With a 'fofo.txt' file about 10 MB, created with
alphabet = 'abcdefghijklmnopqrstuvwxyz '
ch = ':;:'.join(''.join(choice(alphabet) for nc in xrange(randrange(0,60)))
for i in xrange(324000))
with open('fofo.txt','wb') as g:
g.write(ch)
and measuring times like that:
te = clock()
for line in liner('fofo.txt',':;:', 65536):
pass
print clock()-te
fh = open('fofo.txt', 'rb')
zenBreaker = SpecialDelimiters(fh, ':;:', 65536)
te = clock()
for line in zenBreaker:
pass
print clock()-te
I obtained the following minimum times observed on several essays:
............my code 0,7067 seconds
chmullig's code 0.8373 seconds
.
EDIT 2
I changed my generator function: liner2() takes a file-handler instead of the file's name.

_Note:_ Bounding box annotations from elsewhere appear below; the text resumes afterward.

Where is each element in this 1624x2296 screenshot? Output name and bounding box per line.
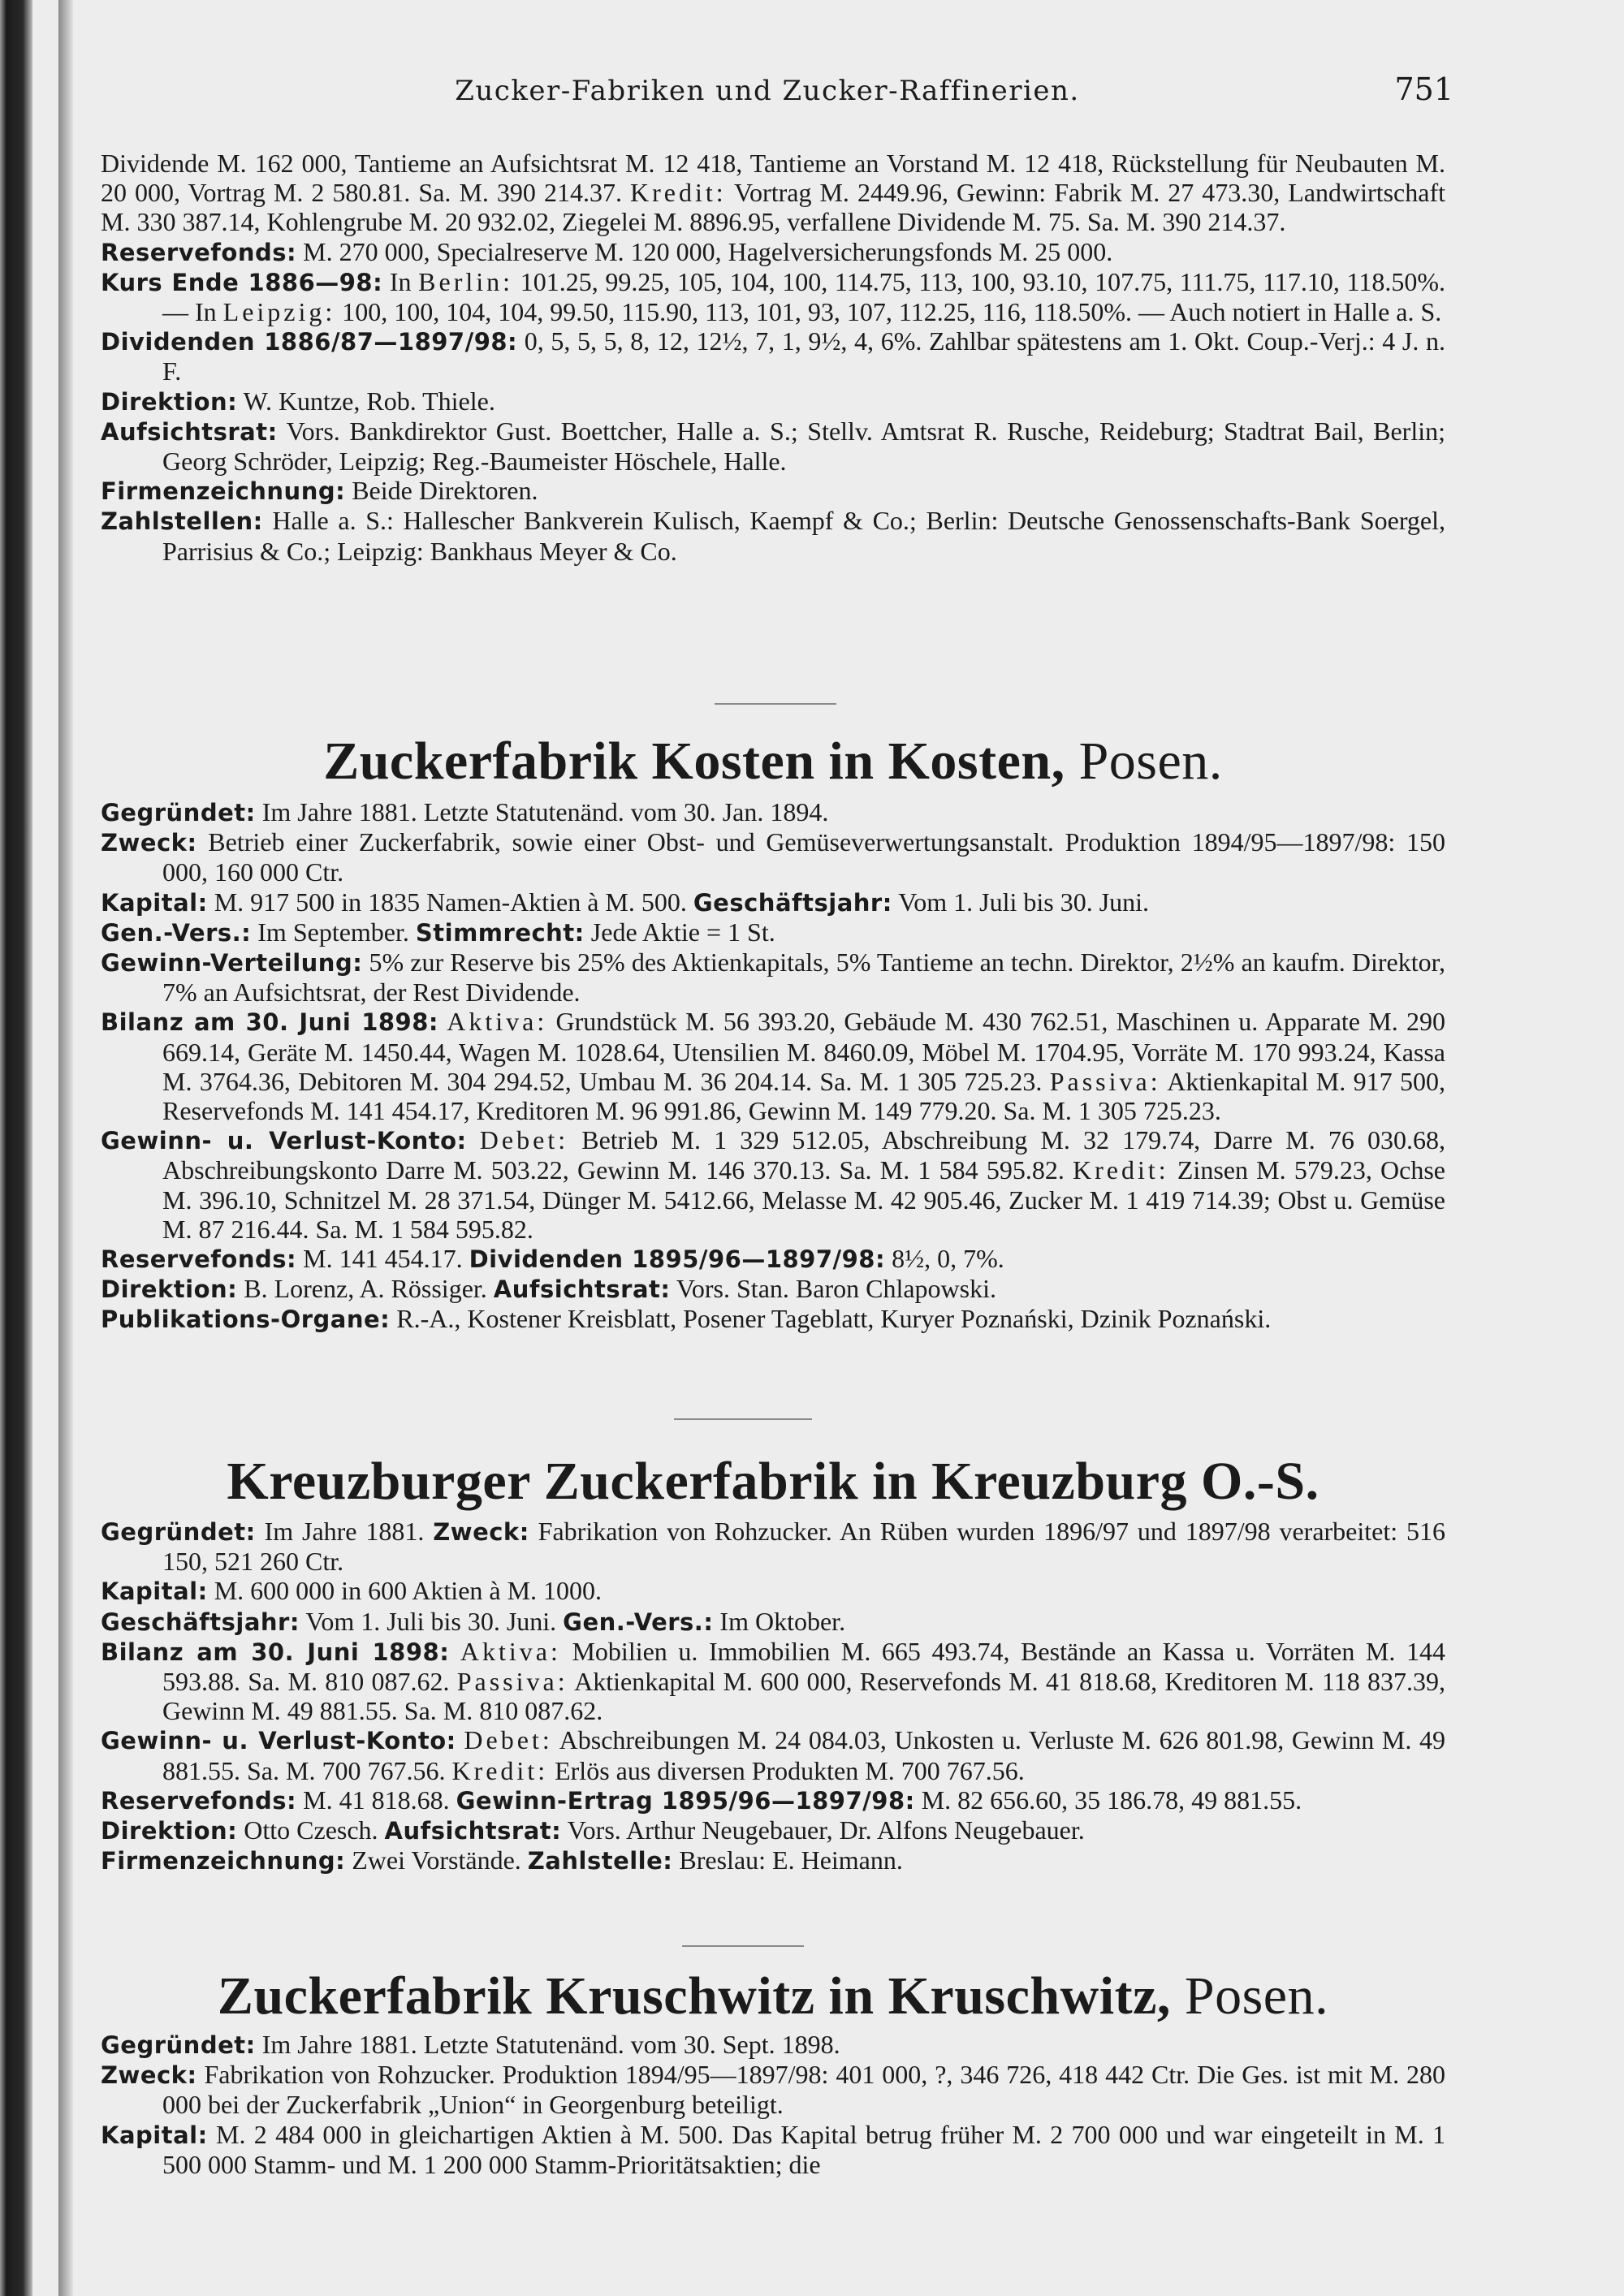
aktiva-text: Mobilien u. Immobilien M. 665 493.74, Bestände an Kassa u. Vorräten M. 144 593.88. Sa. M. 810 087.62.	[162, 1636, 1446, 1697]
reservefonds-entry	[101, 237, 1445, 267]
gegruendet-text: Im Jahre 1881. Letzte Statutenänd. vom 30. Jan. 1894.	[255, 797, 829, 826]
publikationsorgane-text: R.-A., Kostener Kreisblatt, Posener Tageblatt, Kuryer Poznański, Dzinik Poznański.	[390, 1304, 1272, 1334]
zweck-label: Zweck:	[101, 829, 197, 857]
bilanz-entry	[101, 1007, 1445, 1125]
aktiva-label: Aktiva:	[460, 1636, 561, 1666]
kredit-text: Vortrag M. 2449.96, Gewinn: Fabrik M. 27 473.30, Landwirtschaft M. 330 387.14, Kohlengrube M. 20 932.02, Ziegelei M. 8896.95, verfallene Dividende M. 75. Sa. M. 390 214.37.	[101, 178, 1446, 237]
company-name: Zuckerfabrik Kruschwitz in Kruschwitz,	[217, 1966, 1171, 2026]
kredit-label: Kredit:	[1073, 1155, 1169, 1185]
reservefonds-label: Reservefonds:	[101, 1786, 297, 1815]
gewinnertrag-text: M. 82 656.60, 35 186.78, 49 881.55.	[914, 1785, 1302, 1815]
gegruendet-entry	[101, 1517, 1445, 1576]
reservefonds-text: M. 41 818.68.	[296, 1785, 456, 1815]
zweck-label: Zweck:	[433, 1518, 529, 1546]
gegruendet-entry	[101, 2030, 1445, 2060]
kreuzburg-entry	[101, 1517, 1445, 1875]
kapital-text: M. 2 484 000 in gleichartigen Aktien à M. 500. Das Kapital betrug früher M. 2 700 000 und war eingeteilt in M. 1 500 000 Stamm- und M. 1 200 000 Stamm-Prioritätsaktien; die	[162, 2119, 1445, 2179]
stimmrecht-label: Stimmrecht:	[415, 918, 585, 947]
gegruendet-text: Im Jahre 1881. Letzte Statutenänd. vom 30. Sept. 1898.	[255, 2030, 840, 2059]
genvers-text: Im September.	[251, 917, 416, 947]
gegruendet-entry	[101, 797, 1445, 827]
dividenden-text: 0, 5, 5, 5, 8, 12, 12½, 7, 1, 9½, 4, 6%. Zahlbar spätestens am 1. Okt. Coup.-Verj.: 4 J. n. F.	[162, 326, 1445, 386]
zahlstelle-text: Breslau: E. Heimann.	[672, 1845, 903, 1875]
aufsichtsrat-entry	[101, 416, 1445, 476]
gegruendet-text: Im Jahre 1881.	[255, 1517, 434, 1546]
firmenzeichnung-label: Firmenzeichnung:	[101, 1847, 346, 1875]
gewinnverteilung-text: 5% zur Reserve bis 25% des Aktienkapitals, 5% Tantieme an techn. Direktor, 2½% an kaufm. Direktor, 7% an Aufsichtsrat, der Rest Dividende.	[162, 947, 1445, 1008]
reservefonds-label: Reservefonds:	[101, 1245, 297, 1274]
dividende-line	[101, 149, 1445, 237]
passiva-text: Aktienkapital M. 600 000, Reservefonds M. 41 818.68, Kreditoren M. 118 837.39, Gewinn M. 49 881.55. Sa. M. 810 087.62.	[162, 1667, 1446, 1726]
section-divider	[682, 1945, 804, 1947]
company-title-kreuzburg	[101, 1453, 1445, 1510]
genvers-text: Im Oktober.	[713, 1606, 846, 1636]
aufsichtsrat-label: Aufsichtsrat:	[493, 1275, 671, 1304]
kurs-in: In	[382, 266, 419, 296]
dividenden-label: Dividenden 1886/87—1897/98:	[101, 328, 518, 356]
gewinnertrag-label: Gewinn-Ertrag 1895/96—1897/98:	[456, 1786, 915, 1815]
previous-entry-continuation	[101, 149, 1445, 566]
kapital-label: Kapital:	[101, 888, 208, 917]
kredit-text: Erlös aus diversen Produkten M. 700 767.56.	[548, 1755, 1025, 1785]
debet-label: Debet:	[479, 1125, 569, 1155]
zweck-label: Zweck:	[101, 2061, 197, 2090]
zahlstellen-entry	[101, 506, 1445, 565]
aufsichtsrat-text: Vors. Arthur Neugebauer, Dr. Alfons Neugebauer.	[561, 1815, 1085, 1845]
guv-entry	[101, 1125, 1445, 1244]
direktion-text: W. Kuntze, Rob. Thiele.	[237, 386, 495, 416]
kapital-entry	[101, 2120, 1445, 2179]
book-spine	[0, 0, 32, 2296]
kapital-label: Kapital:	[101, 1577, 208, 1606]
direktion-entry	[101, 1274, 1445, 1304]
gewinnverteilung-entry	[101, 947, 1445, 1007]
gegruendet-label: Gegründet:	[101, 1518, 256, 1546]
bilanz-label: Bilanz am 30. Juni 1898:	[101, 1008, 439, 1037]
direktion-text: Otto Czesch.	[237, 1815, 385, 1845]
company-region: Posen.	[1170, 1966, 1329, 2026]
aufsichtsrat-text: Vors. Stan. Baron Chlapowski.	[670, 1274, 996, 1304]
page-number: 751	[1394, 71, 1453, 107]
kosten-entry	[101, 797, 1445, 1335]
geschaeftsjahr-entry	[101, 1607, 1445, 1637]
kapital-text: M. 600 000 in 600 Aktien à M. 1000.	[207, 1576, 603, 1606]
gegruendet-label: Gegründet:	[101, 799, 256, 826]
section-divider	[674, 1418, 812, 1420]
stimmrecht-text: Jede Aktie = 1 St.	[584, 917, 775, 947]
reservefonds-entry	[101, 1244, 1445, 1274]
zweck-entry	[101, 2060, 1445, 2119]
bilanz-label: Bilanz am 30. Juni 1898:	[101, 1638, 450, 1666]
kurs-leipzig-text: 100, 100, 104, 104, 99.50, 115.90, 113, 101, 93, 107, 112.25, 116, 118.50%. — Auch notiert in Halle a. S.	[335, 297, 1442, 327]
firmenzeichnung-label: Firmenzeichnung:	[101, 477, 346, 506]
publikationsorgane-label: Publikations-Organe:	[101, 1306, 391, 1334]
kredit-label: Kredit:	[451, 1755, 549, 1785]
kurs-berlin-label: Berlin:	[418, 266, 514, 296]
page-gutter-shadow	[58, 0, 73, 2296]
kapital-entry	[101, 887, 1445, 917]
aktiva-label: Aktiva:	[447, 1007, 548, 1037]
direktion-label: Direktion:	[101, 1275, 238, 1304]
section-divider	[715, 703, 836, 705]
zweck-text: Fabrikation von Rohzucker. An Rüben wurden 1896/97 und 1897/98 verarbeitet: 516 150, 521 260 Ctr.	[162, 1517, 1446, 1577]
company-region: Posen.	[1065, 732, 1223, 791]
guv-label: Gewinn- u. Verlust-Konto:	[101, 1127, 467, 1155]
zahlstelle-label: Zahlstelle:	[527, 1847, 673, 1875]
aufsichtsrat-text: Vors. Bankdirektor Gust. Boettcher, Halle a. S.; Stellv. Amtsrat R. Rusche, Reideburg; Stadtrat Bail, Berlin; Georg Schröder, Leipzig; Reg.-Baumeister Höschele, Halle.	[162, 416, 1445, 477]
zahlstellen-label: Zahlstellen:	[101, 507, 263, 536]
kapital-label: Kapital:	[101, 2121, 208, 2149]
direktion-entry	[101, 1815, 1445, 1845]
firmenzeichnung-text: Beide Direktoren.	[345, 476, 538, 506]
company-name: Zuckerfabrik Kosten in Kosten,	[323, 732, 1065, 791]
firmenzeichnung-text: Zwei Vorstände.	[345, 1845, 528, 1875]
company-title-kosten	[101, 733, 1445, 790]
kurs-leipzig-label: Leipzig:	[222, 297, 336, 327]
reservefonds-entry	[101, 1785, 1445, 1815]
debet-label: Debet:	[464, 1725, 553, 1755]
dividenden-entry	[101, 326, 1445, 386]
kredit-text: Zinsen M. 579.23, Ochse M. 396.10, Schnitzel M. 28 371.54, Dünger M. 5412.66, Melasse M. 42 905.46, Zucker M. 1 419 714.39; Obst u. Gemüse M. 87 216.44. Sa. M. 1 584 595.82.	[162, 1155, 1446, 1244]
kurs-label: Kurs Ende 1886—98:	[101, 268, 383, 296]
geschaeftsjahr-label: Geschäftsjahr:	[101, 1608, 300, 1636]
zweck-text: Fabrikation von Rohzucker. Produktion 1894/95—1897/98: 401 000, ?, 346 726, 418 442 Ctr. Die Ges. ist mit M. 280 000 bei der Zuckerfabrik „Union“ in Georgenburg beteiligt.	[162, 2060, 1445, 2120]
kapital-entry	[101, 1576, 1445, 1606]
company-title-kruschwitz	[101, 1968, 1445, 2025]
guv-label: Gewinn- u. Verlust-Konto:	[101, 1727, 456, 1755]
firmenzeichnung-entry	[101, 476, 1445, 506]
passiva-text: Aktienkapital M. 917 500, Reservefonds M. 141 454.17, Kreditoren M. 96 991.86, Gewinn M. 149 779.20. Sa. M. 1 305 725.23.	[162, 1066, 1446, 1126]
kredit-label: Kredit:	[629, 178, 727, 208]
firmenzeichnung-entry	[101, 1845, 1445, 1875]
geschaeftsjahr-text: Vom 1. Juli bis 30. Juni.	[299, 1606, 564, 1636]
reservefonds-text: M. 270 000, Specialreserve M. 120 000, Hagelversicherungsfonds M. 25 000.	[296, 236, 1113, 266]
direktion-label: Direktion:	[101, 387, 238, 416]
aufsichtsrat-label: Aufsichtsrat:	[101, 417, 278, 446]
reservefonds-label: Reservefonds:	[101, 238, 297, 266]
direktion-entry	[101, 386, 1445, 416]
aktiva-text: Grundstück M. 56 393.20, Gebäude M. 430 762.51, Maschinen u. Apparate M. 290 669.14, Geräte M. 1450.44, Wagen M. 1028.64, Utensilien M. 8460.09, Möbel M. 1704.95, Vorräte M. 170 993.24, Kassa M. 3764.36, Debitoren M. 304 294.52, Umbau M. 36 204.14. Sa. M. 1 305 725.23.	[162, 1007, 1445, 1096]
passiva-label: Passiva:	[456, 1667, 568, 1697]
geschaeftsjahr-label: Geschäftsjahr:	[693, 888, 892, 917]
zweck-entry	[101, 827, 1445, 887]
kruschwitz-entry	[101, 2030, 1445, 2179]
reservefonds-text: M. 141 454.17.	[296, 1244, 469, 1274]
direktion-label: Direktion:	[101, 1817, 238, 1845]
zahlstellen-text: Halle a. S.: Hallescher Bankverein Kulisch, Kaempf & Co.; Berlin: Deutsche Genossenschafts-Bank Soergel, Parrisius & Co.; Leipzig: Bankhaus Meyer & Co.	[162, 506, 1445, 566]
zweck-text: Betrieb einer Zuckerfabrik, sowie einer Obst- und Gemüseverwertungsanstalt. Produktion 1894/95—1897/98: 150 000, 160 000 Ctr.	[162, 827, 1445, 887]
direktion-text: B. Lorenz, A. Rössiger.	[237, 1274, 494, 1304]
dividende-text: Dividende M. 162 000, Tantieme an Aufsichtsrat M. 12 418, Tantieme an Vorstand M. 12 418, Rückstellung für Neubauten M. 20 000, Vortrag M. 2 580.81. Sa. M. 390 214.37.	[101, 149, 1445, 208]
gewinnverteilung-label: Gewinn-Verteilung:	[101, 949, 363, 978]
kapital-text: M. 917 500 in 1835 Namen-Aktien à M. 500.	[207, 887, 693, 917]
genvers-label: Gen.-Vers.:	[563, 1608, 714, 1636]
kurs-berlin-text: 101.25, 99.25, 105, 104, 100, 114.75, 113, 100, 93.10, 107.75, 111.75, 117.10, 118.50%. — In	[162, 266, 1446, 327]
debet-text: Betrieb M. 1 329 512.05, Abschreibung M. 32 179.74, Darre M. 76 030.68, Abschreibungskonto Darre M. 503.22, Gewinn M. 146 370.13. Sa. M. 1 584 595.82.	[162, 1125, 1446, 1185]
company-name: Kreuzburger Zuckerfabrik in Kreuzburg O.-S.	[227, 1452, 1320, 1511]
genvers-label: Gen.-Vers.:	[101, 918, 252, 947]
gegruendet-label: Gegründet:	[101, 2031, 256, 2059]
dividenden-label: Dividenden 1895/96—1897/98:	[469, 1245, 886, 1274]
aufsichtsrat-label: Aufsichtsrat:	[384, 1817, 562, 1845]
geschaeftsjahr-text: Vom 1. Juli bis 30. Juni.	[892, 887, 1150, 917]
passiva-label: Passiva:	[1049, 1066, 1161, 1096]
debet-text: Abschreibungen M. 24 084.03, Unkosten u. Verluste M. 626 801.98, Gewinn M. 49 881.55. Sa. M. 700 767.56.	[162, 1725, 1446, 1785]
guv-entry	[101, 1725, 1445, 1785]
bilanz-entry	[101, 1637, 1445, 1726]
running-head: Zucker-Fabriken und Zucker-Raffinerien.	[455, 75, 1080, 107]
publikationsorgane-entry	[101, 1304, 1445, 1334]
dividenden-text: 8½, 0, 7%.	[885, 1244, 1004, 1274]
kurs-entry	[101, 267, 1445, 326]
genvers-entry	[101, 917, 1445, 947]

So the opening of the file can be put out of the measuring of time, as it is for the measuring of chmullig's code
def liner2(fh,eol,lenchunk,nl=0):
L = len(eol)
NL = len(eol) if nl else 0
chunk = fh.read(lenchunk)
tail = ''
while chunk:
last = chunk.rfind(eol)
if last==-1:
kept = chunk
newtail = ''
else:
kept = chunk[0:last+L] # here: L
newtail = chunk[last+L:] # here: L
chunk = tail + kept
tail = newtail
x = y = 0
while y+1:
y = chunk.find(eol,x)
if y+1: yield chunk[x:y+NL] # here: NL
else: break
x = y+L # here: L
chunk = fh.read(lenchunk)
yield tail
fh = open('fofo.txt', 'rb')
te = clock()
for line in liner2(fh,':;:', 65536):
pass
print clock()-te
The results, after numerous essays to see the minimum times, are
.........with liner() 0.7067seconds
.......with liner2() 0.7064 seconds
chmullig's code 0.8373 seconds
In fact the opening of the file counts for an infinitesimal part in the total time.